Campaign

Haley says Biden ‘more dangerous’ than Trump

Republican presidential candidate former UN Ambassador Nikki Haley, speaks during a campaign event, Friday, Feb. 16, 2024, in San Antonio. (AP Photo/Eric Gay)

Republican presidential candidate Nikki Haley said she thinks President Biden is “more dangerous” than former President Trump, in an interview released Thursday.

However, she did make it clear that she thinks neither Trump nor Biden should be the next president.

“I have a lot of concerns about Trump regaining the presidency. I have even more concerns about Joe Biden being president. I mean, you look at both of these men and all they have done is given us chaos. All they’ve done is given us division,” Haley told NPR’s Steve Inskeep, when asked whether she thought it would be “a calamity for this country” if Trump regained the presidency.

Inskeep asked Haley whether saying she has “more concerns” about Biden means she would back Trump over Biden, if they were the two remaining choices in the presidential race in November 2024.

“I think Biden is more dangerous,” Haley responded.

“We have seen the fact that, one, his policies are bad,” she said, listing illegal immigration, “corporate welfare,” and having moved “more towards socialism than any president we’ve seen in history,” as key issues for Biden.

Haley then criticized Biden’s “mental competency” saying it “has declined to a level that we should all be worried about.”

“Multiple things there show that he is not in a good state of mind to continue to lead, and that’s a problem,” she said.

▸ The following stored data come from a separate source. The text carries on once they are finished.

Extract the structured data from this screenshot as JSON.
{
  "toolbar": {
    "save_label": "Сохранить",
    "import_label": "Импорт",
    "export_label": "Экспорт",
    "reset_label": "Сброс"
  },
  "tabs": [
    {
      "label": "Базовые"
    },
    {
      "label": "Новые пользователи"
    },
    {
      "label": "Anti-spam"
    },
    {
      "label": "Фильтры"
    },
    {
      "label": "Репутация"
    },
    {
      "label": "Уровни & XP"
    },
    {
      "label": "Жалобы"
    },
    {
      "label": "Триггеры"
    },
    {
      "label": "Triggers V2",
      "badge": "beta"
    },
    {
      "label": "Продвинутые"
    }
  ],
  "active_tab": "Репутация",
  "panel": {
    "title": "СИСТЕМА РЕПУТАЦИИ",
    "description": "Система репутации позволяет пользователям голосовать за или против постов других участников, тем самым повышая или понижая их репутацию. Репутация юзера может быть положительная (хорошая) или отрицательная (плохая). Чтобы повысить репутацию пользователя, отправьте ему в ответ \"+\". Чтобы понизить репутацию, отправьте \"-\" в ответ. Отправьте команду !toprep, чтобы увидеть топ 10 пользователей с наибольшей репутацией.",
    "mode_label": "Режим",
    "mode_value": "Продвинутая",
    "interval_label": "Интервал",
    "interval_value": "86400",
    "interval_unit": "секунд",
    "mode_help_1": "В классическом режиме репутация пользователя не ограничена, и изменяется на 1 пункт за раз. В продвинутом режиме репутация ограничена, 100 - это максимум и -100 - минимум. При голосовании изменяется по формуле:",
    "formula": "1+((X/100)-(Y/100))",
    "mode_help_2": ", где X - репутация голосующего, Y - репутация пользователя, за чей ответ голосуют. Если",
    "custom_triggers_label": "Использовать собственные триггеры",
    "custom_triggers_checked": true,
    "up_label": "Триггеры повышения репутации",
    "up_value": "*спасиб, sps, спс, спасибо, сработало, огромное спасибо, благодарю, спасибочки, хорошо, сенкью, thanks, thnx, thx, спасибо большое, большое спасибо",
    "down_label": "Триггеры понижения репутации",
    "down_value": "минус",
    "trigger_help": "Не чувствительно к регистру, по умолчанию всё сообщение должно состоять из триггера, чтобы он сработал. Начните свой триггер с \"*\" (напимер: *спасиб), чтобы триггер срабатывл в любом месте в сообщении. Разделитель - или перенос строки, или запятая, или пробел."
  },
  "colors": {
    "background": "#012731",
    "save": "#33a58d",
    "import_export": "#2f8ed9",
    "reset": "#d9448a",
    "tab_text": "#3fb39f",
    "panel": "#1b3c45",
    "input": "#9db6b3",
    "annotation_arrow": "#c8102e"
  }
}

The Hill has reached out to the Biden campaign for a response.

When Inskeep noted she has raised concerns about the mental competency of Trump as well, Haley said, “I have problems with both of them.”

“When you look at Donald Trump today versus Donald Trump of 2016, it’s different. And I think that we have to go and focus on what the newer generation wants, what we need to do going forward,” Haley said. “And it’s not having two 80-year-old candidates. I think that’s a problem.”

Haley, Trump’s last remaining GOP primary challenger, has made age a key focus on the campaign trail, calling for term limits and for mental competency tests for politicians over the age of 75 early on in her campaign. In recent campaign appearances, Haley has wielded the age argument as a tool against both Trump and Biden.

Haley’s interview, recorded Wednesday, comes just days before the South Carolina Republican primary, where The Hill/Decision Desk HQ’s polling average has Trump leading by 30.7 percentage points, 63.8 percent support to Haley’s 33.1 percent.